Operations management (OM) and SCM are closely interlinked. A citation analysis conducted by Petersen et al. (2011) shows what journals operations management researchers were referencing in their research published in three major operations management journals between 1999 and 2005 (IJOPM, JOM, and POM). These are the ten most referenced journals: Management Science, Journal of Operations Management, Harvard Business Review, International Journal of Operations & Production Management, Production and Operations Management, Strategic Management Journal, Decision Sciences, Academy of Management Review, European Journal of Operational Research, and Sloan Management Review. A full list can be found in the article. Not all referenced journals fall in the domain of operations management. Also operations research (OR)/management science, general management, and marketing journals inspire the field of operations management. Both the citation analysis and the meta-analysis are interesting supplementations to other rankings such as the VHB-JOURQUAL ranking and rankings based on impact factors. Keep in mind that journal rankings have a downside and should not be the only criteria for judging the value of our research.
Using Experiments in Supply Chain Management Research
Recently, the use of laboratory experiments has attracted attention in SCM research. The Journal of Supply Chain Management dedicated a discussion forum to that topic, which is introduced with an essay by Eckerd and Bendoly. In this forum, Bachrach and Bendoly “touch on some of the basic tenets of rigorous behavioral experimentation” and “promote such rigor in future SCM behavioral studies”. The commentary by Rungtusanatham et al. deals with scenario-based role-playing experiments and vignette design. The self-explanatory title of the article by Siemsen is The usefulness of behavioral laboratory experiments in supply chain management research. Finally, Stevens discusses questions to consider when selecting student samples. Similarly, Thomas has discussed this topic in his recent article When student samples make sense in logistics research, published in the Journal of Business Logistics. To sum up, experiments might become increasingly important as behavioral research plays a growing role in our field.

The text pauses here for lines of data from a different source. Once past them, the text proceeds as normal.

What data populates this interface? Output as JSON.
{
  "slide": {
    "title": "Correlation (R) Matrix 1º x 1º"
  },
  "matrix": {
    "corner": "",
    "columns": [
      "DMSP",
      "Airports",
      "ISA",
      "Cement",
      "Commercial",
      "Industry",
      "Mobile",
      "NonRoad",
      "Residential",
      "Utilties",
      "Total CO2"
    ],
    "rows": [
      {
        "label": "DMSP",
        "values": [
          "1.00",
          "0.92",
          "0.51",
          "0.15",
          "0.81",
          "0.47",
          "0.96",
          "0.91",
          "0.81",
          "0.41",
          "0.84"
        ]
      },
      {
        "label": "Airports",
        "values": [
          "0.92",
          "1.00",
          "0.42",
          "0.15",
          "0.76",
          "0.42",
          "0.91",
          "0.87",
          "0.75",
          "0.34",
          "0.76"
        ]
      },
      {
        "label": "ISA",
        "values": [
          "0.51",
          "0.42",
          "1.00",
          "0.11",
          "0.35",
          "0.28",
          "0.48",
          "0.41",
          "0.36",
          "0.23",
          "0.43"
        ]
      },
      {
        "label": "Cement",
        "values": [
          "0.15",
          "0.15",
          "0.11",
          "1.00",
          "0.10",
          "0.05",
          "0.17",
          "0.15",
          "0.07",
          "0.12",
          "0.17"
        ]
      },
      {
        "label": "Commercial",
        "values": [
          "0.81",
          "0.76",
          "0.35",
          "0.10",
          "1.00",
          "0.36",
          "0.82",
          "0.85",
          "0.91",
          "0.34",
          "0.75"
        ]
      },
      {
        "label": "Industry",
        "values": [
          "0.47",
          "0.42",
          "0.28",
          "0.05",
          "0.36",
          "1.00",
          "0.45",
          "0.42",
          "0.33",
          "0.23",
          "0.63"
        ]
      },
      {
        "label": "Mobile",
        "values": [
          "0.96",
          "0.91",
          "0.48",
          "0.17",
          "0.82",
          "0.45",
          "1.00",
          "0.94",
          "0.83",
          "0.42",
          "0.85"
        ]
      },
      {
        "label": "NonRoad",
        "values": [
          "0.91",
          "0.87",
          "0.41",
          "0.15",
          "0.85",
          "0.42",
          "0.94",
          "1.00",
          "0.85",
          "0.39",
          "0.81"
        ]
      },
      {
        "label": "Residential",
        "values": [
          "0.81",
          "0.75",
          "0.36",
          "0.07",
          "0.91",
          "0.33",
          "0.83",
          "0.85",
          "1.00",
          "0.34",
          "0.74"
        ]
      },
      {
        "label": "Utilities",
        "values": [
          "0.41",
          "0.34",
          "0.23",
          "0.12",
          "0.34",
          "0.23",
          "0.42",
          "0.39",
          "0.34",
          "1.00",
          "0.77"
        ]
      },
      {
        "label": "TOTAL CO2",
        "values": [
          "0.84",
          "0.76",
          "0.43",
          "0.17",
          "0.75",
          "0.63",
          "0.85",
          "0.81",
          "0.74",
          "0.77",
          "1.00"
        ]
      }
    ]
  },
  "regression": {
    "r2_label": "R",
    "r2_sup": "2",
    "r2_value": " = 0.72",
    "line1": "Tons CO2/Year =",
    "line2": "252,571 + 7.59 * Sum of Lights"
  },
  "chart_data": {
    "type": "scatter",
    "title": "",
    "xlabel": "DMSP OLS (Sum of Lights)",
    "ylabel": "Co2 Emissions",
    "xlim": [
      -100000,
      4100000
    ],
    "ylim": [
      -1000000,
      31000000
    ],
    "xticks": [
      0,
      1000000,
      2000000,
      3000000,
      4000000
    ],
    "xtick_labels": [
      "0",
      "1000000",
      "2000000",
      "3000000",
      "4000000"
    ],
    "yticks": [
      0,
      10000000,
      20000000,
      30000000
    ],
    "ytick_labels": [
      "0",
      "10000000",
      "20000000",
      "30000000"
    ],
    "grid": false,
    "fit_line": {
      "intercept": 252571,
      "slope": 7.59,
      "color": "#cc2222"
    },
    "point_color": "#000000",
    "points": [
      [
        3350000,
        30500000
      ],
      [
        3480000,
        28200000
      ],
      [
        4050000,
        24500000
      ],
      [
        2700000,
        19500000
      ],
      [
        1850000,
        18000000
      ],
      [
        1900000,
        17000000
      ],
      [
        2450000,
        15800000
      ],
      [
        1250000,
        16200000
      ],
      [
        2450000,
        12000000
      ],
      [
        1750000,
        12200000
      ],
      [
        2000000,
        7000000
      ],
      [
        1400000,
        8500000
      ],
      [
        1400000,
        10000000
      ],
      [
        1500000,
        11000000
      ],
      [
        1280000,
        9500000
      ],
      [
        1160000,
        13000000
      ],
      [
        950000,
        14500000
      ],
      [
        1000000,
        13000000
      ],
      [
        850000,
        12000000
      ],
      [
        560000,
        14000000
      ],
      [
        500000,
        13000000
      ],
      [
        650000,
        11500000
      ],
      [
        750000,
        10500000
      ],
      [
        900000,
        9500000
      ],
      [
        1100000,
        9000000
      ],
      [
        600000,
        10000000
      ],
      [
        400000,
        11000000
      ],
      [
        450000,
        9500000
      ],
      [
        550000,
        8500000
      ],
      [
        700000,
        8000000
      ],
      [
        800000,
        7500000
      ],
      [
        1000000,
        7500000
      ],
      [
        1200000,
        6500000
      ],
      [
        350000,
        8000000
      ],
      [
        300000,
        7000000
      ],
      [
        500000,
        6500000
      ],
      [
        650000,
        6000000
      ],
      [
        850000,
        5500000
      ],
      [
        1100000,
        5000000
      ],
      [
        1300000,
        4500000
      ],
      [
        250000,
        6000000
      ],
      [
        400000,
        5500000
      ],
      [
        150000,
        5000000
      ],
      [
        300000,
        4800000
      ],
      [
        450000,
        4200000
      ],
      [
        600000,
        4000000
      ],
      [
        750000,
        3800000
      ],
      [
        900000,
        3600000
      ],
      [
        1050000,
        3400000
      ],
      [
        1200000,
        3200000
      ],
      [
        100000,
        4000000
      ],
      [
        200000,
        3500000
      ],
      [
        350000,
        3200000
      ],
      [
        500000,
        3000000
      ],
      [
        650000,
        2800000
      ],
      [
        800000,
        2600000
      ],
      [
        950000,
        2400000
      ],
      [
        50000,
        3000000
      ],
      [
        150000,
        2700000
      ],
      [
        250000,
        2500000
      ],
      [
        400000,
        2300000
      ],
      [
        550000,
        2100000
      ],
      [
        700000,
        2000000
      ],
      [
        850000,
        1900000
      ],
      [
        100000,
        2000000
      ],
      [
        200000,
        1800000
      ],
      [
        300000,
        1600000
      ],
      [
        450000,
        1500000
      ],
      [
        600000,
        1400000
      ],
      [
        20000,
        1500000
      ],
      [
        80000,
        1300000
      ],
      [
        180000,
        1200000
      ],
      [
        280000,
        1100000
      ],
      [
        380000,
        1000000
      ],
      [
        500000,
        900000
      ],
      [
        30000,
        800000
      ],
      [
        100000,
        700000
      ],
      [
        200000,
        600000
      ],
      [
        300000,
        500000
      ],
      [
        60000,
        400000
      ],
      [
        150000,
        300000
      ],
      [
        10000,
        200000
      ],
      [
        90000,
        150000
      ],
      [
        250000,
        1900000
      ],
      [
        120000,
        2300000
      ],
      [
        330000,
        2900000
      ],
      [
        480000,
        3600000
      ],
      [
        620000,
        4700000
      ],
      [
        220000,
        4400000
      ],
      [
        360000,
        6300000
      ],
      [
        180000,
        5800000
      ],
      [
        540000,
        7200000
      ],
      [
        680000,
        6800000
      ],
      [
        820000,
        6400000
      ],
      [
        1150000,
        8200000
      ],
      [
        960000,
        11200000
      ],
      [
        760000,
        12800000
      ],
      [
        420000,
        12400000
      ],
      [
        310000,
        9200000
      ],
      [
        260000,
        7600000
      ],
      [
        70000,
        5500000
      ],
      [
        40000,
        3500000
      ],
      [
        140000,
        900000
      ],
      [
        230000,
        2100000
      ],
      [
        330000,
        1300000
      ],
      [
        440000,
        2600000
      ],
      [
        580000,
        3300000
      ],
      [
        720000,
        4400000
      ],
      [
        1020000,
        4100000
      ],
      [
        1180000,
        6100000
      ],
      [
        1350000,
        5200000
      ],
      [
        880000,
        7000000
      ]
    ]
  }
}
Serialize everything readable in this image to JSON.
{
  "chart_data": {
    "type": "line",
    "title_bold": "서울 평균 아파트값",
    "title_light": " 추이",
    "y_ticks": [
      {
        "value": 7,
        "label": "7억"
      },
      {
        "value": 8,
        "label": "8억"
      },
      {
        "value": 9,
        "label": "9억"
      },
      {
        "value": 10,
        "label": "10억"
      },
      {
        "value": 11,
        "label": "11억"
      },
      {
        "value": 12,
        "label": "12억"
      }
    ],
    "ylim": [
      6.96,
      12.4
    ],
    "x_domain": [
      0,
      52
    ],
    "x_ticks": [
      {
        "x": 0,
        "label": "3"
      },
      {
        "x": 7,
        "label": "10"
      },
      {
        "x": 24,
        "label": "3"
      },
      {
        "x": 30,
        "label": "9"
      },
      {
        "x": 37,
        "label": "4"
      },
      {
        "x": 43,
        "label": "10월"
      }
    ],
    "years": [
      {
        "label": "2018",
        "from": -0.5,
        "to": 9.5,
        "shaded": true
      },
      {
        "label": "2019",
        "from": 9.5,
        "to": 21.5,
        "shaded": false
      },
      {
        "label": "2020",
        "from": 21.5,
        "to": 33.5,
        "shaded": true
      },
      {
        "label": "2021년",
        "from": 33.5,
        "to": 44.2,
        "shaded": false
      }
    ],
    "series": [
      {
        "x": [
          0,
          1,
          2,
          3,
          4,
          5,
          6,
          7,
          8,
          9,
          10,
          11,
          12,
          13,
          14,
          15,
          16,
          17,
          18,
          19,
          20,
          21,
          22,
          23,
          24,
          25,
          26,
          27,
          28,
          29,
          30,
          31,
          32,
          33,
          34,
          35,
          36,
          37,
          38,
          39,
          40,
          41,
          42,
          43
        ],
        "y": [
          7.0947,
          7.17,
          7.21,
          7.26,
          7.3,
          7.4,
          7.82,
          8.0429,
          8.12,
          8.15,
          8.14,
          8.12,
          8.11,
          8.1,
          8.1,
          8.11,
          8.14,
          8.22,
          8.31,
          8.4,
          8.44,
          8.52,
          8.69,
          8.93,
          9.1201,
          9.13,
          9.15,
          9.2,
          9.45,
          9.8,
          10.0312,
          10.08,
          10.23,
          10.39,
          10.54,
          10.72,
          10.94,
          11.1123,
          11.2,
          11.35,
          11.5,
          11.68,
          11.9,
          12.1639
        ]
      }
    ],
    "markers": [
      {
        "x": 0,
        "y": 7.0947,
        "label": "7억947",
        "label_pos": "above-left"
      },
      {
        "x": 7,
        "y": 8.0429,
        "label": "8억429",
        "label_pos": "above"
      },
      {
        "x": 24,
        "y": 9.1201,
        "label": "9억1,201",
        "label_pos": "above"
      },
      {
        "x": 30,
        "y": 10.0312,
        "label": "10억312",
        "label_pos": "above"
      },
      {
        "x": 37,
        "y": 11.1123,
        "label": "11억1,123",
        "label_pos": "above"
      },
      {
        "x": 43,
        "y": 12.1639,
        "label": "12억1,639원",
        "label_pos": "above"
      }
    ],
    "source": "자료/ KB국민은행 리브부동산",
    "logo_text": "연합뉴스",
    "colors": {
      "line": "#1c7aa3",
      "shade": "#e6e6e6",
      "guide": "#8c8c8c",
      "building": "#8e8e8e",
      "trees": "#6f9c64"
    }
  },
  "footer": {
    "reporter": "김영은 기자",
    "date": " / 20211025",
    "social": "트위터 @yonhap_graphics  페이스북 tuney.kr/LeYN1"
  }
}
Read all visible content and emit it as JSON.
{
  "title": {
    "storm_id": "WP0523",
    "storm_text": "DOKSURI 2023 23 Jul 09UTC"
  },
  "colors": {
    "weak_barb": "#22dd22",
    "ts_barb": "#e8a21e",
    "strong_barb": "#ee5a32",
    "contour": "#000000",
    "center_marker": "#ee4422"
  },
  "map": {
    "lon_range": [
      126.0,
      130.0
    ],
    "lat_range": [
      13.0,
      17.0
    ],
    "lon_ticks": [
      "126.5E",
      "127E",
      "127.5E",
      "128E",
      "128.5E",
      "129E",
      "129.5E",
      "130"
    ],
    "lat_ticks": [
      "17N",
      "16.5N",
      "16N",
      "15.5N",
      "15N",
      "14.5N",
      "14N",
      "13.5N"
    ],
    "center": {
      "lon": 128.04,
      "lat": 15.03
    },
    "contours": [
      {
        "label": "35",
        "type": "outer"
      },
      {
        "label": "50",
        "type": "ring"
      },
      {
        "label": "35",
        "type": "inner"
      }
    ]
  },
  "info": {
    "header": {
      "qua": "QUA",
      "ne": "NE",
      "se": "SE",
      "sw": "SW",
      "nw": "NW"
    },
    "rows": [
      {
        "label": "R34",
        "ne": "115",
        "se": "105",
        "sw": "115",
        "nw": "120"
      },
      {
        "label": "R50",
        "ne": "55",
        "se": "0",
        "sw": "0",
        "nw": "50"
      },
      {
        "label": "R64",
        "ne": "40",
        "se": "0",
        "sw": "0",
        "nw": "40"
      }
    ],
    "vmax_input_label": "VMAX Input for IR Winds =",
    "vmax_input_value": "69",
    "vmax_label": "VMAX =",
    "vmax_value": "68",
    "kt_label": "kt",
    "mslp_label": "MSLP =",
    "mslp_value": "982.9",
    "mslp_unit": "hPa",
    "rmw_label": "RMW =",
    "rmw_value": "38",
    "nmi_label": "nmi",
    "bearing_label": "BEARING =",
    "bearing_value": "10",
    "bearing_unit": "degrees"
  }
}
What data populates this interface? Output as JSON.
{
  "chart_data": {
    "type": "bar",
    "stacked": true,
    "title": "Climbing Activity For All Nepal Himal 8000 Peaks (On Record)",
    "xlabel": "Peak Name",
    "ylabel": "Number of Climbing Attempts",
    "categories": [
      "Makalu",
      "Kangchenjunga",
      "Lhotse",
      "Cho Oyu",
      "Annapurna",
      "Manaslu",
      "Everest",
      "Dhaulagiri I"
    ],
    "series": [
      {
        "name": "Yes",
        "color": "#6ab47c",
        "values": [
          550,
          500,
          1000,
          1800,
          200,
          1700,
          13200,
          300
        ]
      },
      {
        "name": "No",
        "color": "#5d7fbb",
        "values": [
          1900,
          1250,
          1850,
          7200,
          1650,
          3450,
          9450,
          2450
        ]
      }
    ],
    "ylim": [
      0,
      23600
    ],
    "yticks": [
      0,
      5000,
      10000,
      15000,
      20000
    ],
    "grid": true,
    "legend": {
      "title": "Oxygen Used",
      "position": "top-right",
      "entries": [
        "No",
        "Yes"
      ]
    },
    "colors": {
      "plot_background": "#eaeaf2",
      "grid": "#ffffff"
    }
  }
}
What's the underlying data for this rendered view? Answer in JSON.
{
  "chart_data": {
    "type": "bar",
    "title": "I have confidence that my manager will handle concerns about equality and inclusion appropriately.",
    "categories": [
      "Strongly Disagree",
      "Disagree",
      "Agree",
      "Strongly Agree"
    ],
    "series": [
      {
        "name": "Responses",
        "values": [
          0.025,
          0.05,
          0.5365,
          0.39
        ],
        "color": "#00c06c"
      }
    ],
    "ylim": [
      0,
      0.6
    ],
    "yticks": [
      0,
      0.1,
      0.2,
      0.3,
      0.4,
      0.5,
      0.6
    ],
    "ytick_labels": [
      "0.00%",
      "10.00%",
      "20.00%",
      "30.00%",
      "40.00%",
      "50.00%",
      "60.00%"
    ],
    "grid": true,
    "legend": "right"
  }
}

The Relational View in SCM Research
Published in 1998, The relational view: Cooperative strategy and sources of interorganizational competitive advantage by Dyer and Singh remains one of the most influential business papers. Ten years later, the authors discussed their paper in an interview with ScienceWatch.com. They argue that “the main contribution of the [paper] was that it outlined a theory for considering dyads and networks of firms as a key unit of analysis for explaining superior individual firm performance”. The relational view extends both the industry structure view (unit of analysis: industry) and the resource-based view (unit of analysis: firm), because from this view a critical resource can span firm boundaries. The four sources of interorganizational competitive advantage identified by the authors are: (1) relation-specific assets, (2) knowledge-sharing routines, (3) complementary resources/capabilities, and (4) effective governance. While researchers are still searching for the paradigm of SCM research, the relational view can be an important building block to explain the supply and demand network. The relational view has later been extended by Lavie (2006).